Relationships are destroyed in the process. Families and marriages are blown up. We may feel a degree of shame after the act, but quickly jump back into the cycle. Anything for the rush.
My diagnosis of bipolar disorder along with meds and therapy would eventually bring a degree of clarity after a very lengthy amount of time.
With clarity came shame, and finally, a realization of the damage I had done. But when you are able to reflect, to feel regret, it’s a clue that you are in the first stages of getting well, and that your behavior was clearly not conducted in your “normal” state.
But here’s the tricky part—I found you cannot move forward, cannot truly recover, until you let that shame go.
Society wants us to feel shame for sexual “misbehavior,” but it only serves as a trigger to bring you right back to why you resorted to the behavior in the first place. It’s a vicious cycle.
This requires education, support and understanding. Because otherwise, we feel embarrassed. We are constantly judged, and feel stigmatized. This is why I speak about sex as it relates to mental illness. To allow others going through something similar feel less alone. To educate and create awareness of a topic rarely discussed. There are so many out there suffering silently. Unsure of why they are doing what they are doing or what they did. There will always be regrets, and you must make your apologies to those you hurt, but it’s the shame that must go.
It’s not easy, but with time and support, it does get better.

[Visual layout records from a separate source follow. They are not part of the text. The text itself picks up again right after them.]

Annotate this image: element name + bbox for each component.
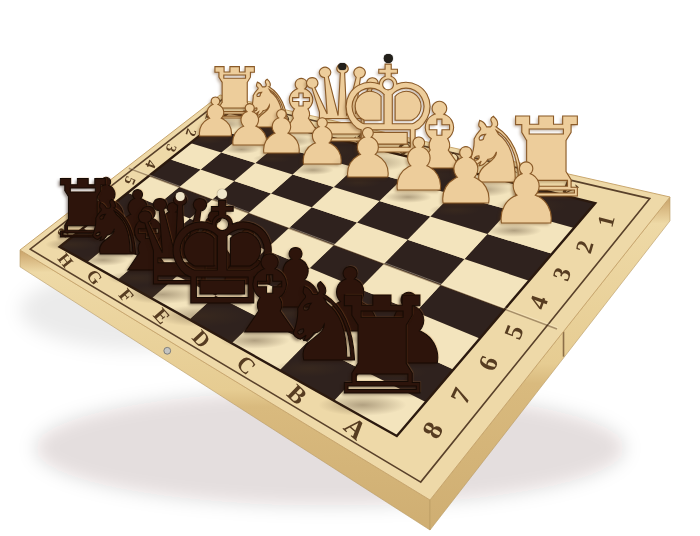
chess-set-photo: AABBCCDDEEFFGGHH8877665544332211♜♟♞♟♝♟♟♜…: [0, 0, 700, 536]
piece-white-pawn-a2[interactable]: ♟: [476, 153, 577, 237]
black-king-finial-tip: [217, 189, 227, 199]
white-king-finial-tip: [384, 54, 392, 62]
hinge-pin: [164, 347, 171, 354]
piece-black-rook-a8[interactable]: ♜: [302, 280, 463, 414]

Individuals living with bipolar disorder can still have a healthy, vibrant sex life. And remember, hypersexuality is not a symptom for everyone living with bipolar disorder, just some. Management is everything, and there is effective treatment out there. An educated, understanding support team is crucial. Having a person or people around you who can identify when things are perhaps leaning out of control requires honesty, openness, and education as to what to look for. Self-awareness is crucial as well.
We all want to have a healthy sex life. And those living with bipolar disorder certainly can do just that.